Check whether operator $T: L^1[0,1] \to L[0,1]$ is compact.

Question

I need to check whether the integral operator $T:L^1[0,1] \to L^1[0,1]$ that sends $f \to \int_0^x f(y)dy$ is compact or not. I am guessing it is not but I am struggling on proving it. My best shot I think it would be to construct some bounded sequence whose image has no convergent subsequence.

I guess it is not because I have already showed that the same operator but from $T:L^1[0,1] \to C[0,1]$ is not compact. I did it by means of the Arzela Ascoli theorem, where I proved that the image of the unit ball is not equicontinuous. This theorem however can not be applied to the space $L^1[0,1]$ to check compactnes.

What could be a convenient way to prove/disprove compactness of this operator between these spaces? Thanks in advance!

Edit: I have seen the post you guys suggested, however there seems to be a flaw in the argument when $p=1$. This is since, if we use Holder's inequality with such $p$ then of coarse $q$ is infinite. But in such a setting the second line below the (star) seems wrong, since the $q$ norm of the simple function will be $1$ and not $1/n$.

Answer 1

Here is a rather humdrum way of showing $T$ is compact:

Write $(Tf)(x) = \int_0^1 K(x,y) f(y)dy$, where $K(x,y) = 1_{[0,\infty)}(x-y)$.

Let $P_n = \{ ({1 \over 2^n})^2 [j,j+1) \times [k,k+1) \mid j,k=0,...,2^n-1\}$ be a partition of $[0,1)^2$ and define $\Delta = \{ (x,y) \in [0,1]^2 \mid y \le x \}$.

Pick some $R \in P_n$ and note that we can write the characteristic of $R$ as $1_R(x,y) = 1_{R_x}(x) 1_{R_y}(y)$, were $R= R_x \times R_y$.

Define the simple function $K_n = \sum_{R \in P_n, R \subset \Delta} 1_R$. It is straightforward to see that $K_n(x,y) \to K(x,y)$ for all $x,y \in [0,1)$.

Define $(T_n f)(x) = \int_0^1 K_n(x,y) f(y)dy$ and note that we can write $(T_n f)(x) = \sum_{R \in P_n, R \subset \Delta} 1_{R_x}(x) \int_0^1 1_{R_y}(y) f(y)dy$, in particular each $T_n$ has finite range and hence compact.

Since $T = \lim T_n$, we see that $T$ is compact.

Answer 2

The operator is indeed compact. My proof uses the fact that the limit of finite rank operators is compact.

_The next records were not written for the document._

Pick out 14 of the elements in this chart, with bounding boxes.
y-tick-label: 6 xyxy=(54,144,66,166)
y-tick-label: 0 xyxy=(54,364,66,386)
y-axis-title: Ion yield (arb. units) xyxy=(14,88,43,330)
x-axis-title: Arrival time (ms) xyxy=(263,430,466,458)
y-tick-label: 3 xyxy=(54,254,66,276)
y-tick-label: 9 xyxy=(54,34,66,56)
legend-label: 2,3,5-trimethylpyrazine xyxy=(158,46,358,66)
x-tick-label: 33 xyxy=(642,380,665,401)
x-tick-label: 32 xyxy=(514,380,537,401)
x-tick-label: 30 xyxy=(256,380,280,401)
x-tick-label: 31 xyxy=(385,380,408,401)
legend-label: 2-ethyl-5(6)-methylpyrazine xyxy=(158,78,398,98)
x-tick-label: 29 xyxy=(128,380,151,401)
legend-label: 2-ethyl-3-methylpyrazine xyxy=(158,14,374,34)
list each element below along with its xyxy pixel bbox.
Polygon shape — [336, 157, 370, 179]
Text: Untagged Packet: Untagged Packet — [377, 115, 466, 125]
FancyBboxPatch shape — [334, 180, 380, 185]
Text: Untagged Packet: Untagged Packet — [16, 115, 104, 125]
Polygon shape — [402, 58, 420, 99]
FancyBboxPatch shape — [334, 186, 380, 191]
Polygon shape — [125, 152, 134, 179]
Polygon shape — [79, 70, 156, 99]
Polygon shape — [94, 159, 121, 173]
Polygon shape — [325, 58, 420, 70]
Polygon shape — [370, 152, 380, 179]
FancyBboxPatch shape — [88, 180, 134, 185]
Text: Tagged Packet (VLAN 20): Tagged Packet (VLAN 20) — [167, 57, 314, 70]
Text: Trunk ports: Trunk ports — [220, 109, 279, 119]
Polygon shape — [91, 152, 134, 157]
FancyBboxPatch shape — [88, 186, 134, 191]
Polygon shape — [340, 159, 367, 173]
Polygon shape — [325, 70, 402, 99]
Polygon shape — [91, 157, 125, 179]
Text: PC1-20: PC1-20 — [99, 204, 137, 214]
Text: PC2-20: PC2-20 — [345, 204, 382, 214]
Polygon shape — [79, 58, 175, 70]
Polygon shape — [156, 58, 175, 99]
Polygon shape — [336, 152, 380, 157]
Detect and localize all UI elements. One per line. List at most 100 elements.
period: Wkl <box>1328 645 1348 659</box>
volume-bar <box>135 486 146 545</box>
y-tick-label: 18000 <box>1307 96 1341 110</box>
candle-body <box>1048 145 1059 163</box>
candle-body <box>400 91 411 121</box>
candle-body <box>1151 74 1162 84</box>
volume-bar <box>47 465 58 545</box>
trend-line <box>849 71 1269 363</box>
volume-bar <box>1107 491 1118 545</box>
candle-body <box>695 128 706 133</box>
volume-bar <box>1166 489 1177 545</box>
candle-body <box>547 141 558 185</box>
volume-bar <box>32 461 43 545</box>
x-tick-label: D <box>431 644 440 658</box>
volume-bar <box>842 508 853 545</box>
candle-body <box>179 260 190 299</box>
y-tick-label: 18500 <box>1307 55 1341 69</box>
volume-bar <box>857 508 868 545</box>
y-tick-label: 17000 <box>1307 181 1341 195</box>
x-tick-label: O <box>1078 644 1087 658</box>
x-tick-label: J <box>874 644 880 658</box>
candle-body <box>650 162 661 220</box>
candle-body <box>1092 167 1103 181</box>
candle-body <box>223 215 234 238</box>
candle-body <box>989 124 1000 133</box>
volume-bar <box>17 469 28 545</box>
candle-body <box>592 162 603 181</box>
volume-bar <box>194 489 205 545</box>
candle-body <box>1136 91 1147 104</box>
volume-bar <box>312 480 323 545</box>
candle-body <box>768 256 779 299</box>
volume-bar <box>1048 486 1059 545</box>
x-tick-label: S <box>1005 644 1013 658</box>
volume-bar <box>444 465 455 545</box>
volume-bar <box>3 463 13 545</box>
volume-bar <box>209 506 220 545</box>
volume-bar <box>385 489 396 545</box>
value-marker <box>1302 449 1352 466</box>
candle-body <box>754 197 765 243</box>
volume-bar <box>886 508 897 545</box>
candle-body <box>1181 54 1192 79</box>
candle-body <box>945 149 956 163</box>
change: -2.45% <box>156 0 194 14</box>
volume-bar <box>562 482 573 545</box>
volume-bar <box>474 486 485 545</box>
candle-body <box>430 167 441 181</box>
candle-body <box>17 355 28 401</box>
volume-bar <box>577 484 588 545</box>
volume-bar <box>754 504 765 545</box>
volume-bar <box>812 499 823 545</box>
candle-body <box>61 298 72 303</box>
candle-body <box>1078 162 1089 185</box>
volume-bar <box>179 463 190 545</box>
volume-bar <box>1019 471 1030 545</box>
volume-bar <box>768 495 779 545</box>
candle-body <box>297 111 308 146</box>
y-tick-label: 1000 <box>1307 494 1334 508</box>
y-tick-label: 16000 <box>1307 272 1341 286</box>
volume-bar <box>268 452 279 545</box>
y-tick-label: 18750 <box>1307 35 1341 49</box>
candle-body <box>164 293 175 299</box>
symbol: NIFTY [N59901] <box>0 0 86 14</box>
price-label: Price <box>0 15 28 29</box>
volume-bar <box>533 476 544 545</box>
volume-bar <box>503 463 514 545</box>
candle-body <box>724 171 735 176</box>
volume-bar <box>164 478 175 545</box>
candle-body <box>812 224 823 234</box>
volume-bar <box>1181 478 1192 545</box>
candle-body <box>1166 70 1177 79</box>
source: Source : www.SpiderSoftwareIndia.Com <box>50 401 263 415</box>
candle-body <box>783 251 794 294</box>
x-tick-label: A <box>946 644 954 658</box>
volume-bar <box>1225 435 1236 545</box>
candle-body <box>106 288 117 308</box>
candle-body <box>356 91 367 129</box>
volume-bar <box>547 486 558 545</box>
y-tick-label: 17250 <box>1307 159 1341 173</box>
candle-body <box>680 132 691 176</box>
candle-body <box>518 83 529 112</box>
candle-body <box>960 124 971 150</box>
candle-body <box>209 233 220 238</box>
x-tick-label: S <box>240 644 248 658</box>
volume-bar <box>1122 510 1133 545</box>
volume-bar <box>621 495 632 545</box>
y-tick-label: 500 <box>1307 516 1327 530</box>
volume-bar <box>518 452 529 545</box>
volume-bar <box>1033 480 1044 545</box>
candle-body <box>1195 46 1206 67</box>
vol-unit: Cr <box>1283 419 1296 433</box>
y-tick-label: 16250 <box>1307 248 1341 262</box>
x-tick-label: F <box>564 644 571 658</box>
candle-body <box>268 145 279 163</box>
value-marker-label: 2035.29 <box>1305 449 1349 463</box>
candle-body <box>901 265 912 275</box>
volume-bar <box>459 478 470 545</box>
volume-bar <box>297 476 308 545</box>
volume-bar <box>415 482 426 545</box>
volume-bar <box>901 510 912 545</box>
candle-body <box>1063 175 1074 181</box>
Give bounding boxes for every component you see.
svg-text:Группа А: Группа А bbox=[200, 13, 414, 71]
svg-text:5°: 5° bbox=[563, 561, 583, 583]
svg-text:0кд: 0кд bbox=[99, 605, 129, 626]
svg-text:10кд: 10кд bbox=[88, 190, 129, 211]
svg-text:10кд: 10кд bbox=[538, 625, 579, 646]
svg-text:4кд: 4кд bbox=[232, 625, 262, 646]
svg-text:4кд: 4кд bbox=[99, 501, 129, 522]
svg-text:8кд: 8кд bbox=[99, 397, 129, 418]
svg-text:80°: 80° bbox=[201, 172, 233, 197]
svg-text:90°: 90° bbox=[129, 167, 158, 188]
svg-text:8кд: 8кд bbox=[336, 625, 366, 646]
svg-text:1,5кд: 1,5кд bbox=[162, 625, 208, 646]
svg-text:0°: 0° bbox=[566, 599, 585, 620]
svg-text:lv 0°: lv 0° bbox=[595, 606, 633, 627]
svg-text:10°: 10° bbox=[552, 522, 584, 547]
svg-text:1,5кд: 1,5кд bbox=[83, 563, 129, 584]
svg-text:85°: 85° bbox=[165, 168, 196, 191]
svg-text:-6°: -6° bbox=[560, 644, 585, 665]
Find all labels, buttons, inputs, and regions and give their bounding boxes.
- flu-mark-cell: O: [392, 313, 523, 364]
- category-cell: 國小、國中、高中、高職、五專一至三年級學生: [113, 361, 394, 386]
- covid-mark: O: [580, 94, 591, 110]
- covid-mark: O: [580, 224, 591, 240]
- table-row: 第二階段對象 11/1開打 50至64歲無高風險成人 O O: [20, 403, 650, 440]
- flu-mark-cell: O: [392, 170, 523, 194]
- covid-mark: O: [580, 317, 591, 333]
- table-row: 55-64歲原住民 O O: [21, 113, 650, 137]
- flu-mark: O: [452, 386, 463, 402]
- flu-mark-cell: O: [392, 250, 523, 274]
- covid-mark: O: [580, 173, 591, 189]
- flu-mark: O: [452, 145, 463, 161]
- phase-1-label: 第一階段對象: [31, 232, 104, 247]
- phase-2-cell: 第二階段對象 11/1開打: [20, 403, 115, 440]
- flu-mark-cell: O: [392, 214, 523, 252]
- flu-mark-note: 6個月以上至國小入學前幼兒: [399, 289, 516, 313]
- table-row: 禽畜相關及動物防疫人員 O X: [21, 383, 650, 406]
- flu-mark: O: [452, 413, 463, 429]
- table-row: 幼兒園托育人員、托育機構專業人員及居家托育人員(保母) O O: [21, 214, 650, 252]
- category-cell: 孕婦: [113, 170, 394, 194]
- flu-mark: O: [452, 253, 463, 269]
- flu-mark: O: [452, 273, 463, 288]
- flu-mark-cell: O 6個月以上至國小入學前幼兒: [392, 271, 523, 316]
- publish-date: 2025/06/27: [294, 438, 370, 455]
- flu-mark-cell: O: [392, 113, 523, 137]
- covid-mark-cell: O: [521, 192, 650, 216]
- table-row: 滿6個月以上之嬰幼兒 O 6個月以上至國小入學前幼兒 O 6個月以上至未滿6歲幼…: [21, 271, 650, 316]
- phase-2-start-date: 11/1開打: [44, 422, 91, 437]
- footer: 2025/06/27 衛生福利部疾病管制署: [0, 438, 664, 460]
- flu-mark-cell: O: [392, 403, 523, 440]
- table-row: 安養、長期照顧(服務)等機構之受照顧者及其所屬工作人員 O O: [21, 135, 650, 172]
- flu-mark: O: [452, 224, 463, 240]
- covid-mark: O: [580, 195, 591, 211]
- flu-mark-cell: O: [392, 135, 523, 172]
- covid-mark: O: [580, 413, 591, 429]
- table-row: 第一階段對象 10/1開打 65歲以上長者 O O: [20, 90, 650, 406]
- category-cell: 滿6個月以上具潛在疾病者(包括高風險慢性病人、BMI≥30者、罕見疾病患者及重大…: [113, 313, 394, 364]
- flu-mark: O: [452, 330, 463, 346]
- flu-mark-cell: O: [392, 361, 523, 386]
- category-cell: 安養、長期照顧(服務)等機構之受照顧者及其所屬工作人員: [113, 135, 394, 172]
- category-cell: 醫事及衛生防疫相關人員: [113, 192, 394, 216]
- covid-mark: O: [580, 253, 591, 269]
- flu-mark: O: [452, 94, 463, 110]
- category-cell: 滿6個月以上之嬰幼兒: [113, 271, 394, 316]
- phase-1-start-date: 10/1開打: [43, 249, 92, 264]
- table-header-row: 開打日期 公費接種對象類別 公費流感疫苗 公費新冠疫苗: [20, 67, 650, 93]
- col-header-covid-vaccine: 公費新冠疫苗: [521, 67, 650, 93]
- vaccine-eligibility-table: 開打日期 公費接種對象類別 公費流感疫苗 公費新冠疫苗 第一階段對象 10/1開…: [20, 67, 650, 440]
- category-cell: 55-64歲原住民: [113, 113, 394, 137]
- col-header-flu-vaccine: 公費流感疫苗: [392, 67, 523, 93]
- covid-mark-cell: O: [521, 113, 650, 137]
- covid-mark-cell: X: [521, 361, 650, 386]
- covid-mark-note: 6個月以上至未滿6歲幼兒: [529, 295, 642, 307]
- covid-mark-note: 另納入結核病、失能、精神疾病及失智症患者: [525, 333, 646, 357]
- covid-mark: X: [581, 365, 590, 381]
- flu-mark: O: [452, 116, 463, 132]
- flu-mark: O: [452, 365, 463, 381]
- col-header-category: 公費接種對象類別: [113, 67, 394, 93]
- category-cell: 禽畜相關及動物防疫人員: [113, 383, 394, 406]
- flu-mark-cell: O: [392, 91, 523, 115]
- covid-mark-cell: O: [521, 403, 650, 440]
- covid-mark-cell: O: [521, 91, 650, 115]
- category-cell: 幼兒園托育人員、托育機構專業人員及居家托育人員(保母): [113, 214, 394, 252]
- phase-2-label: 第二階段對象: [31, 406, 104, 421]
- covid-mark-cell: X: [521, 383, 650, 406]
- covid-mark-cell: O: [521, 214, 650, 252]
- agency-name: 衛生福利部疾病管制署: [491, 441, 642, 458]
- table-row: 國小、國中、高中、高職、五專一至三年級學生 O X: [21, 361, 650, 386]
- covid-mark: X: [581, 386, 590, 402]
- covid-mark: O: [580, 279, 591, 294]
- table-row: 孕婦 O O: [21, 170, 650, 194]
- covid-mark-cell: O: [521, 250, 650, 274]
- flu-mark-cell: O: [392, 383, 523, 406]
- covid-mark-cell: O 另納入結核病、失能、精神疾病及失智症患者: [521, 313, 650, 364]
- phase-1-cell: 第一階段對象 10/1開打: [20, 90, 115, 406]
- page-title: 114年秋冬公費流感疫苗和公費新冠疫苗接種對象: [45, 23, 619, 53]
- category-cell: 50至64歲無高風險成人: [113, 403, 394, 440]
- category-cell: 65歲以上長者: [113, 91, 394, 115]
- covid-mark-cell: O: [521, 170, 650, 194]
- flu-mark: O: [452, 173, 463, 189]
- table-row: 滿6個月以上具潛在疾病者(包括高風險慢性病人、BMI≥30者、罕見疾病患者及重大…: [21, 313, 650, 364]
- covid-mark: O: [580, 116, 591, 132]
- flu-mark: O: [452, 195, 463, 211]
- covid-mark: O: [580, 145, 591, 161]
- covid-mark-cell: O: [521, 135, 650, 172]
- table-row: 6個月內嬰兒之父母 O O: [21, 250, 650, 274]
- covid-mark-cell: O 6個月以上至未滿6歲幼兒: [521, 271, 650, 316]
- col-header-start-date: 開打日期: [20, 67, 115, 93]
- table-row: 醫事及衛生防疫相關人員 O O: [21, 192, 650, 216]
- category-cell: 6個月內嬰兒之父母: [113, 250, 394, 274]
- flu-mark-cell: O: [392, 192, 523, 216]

Consider the operator $$T_n(f)(x) = \int_{0}^{\frac{\lfloor nx \rfloor}{n}} f(y) dy.$$ Then we have $$\lvert{(T_n - T)f(x)\rvert} = \int_{\frac{\lfloor nx \rfloor}{n}}^{x} \lvert{f\rvert}(y) dy \leq \int_{\frac{\lfloor nx \rfloor}{n}}^{\frac{\lfloor nx \rfloor}{n} + n^{-1}}\lvert{f\rvert}(x) dx.$$ Thus, on the interval $x \in [\frac{i}{n}, \frac{i + 1}{n}]$, we have $$\lvert{(T_n - T)f(x)\rvert} \leq \int_{i / n}^{(i + 1) / n} \lvert{f\rvert}(x) dx.$$ So we conclude that $$\lVert (T_n - T)f \rVert_{L^1} \leq \frac{1}{n} \sum_{i = 0}^{n-1} \int_{i / n}^{(i + 1) / n} \lvert{f\rvert}(x) dx = \frac{1}{n} \lVert{f\rVert}_{L^1}.$$ Thus $T_n \to T$ in operator norm. Limit of finite rank operator is compact, so $T$ is compact.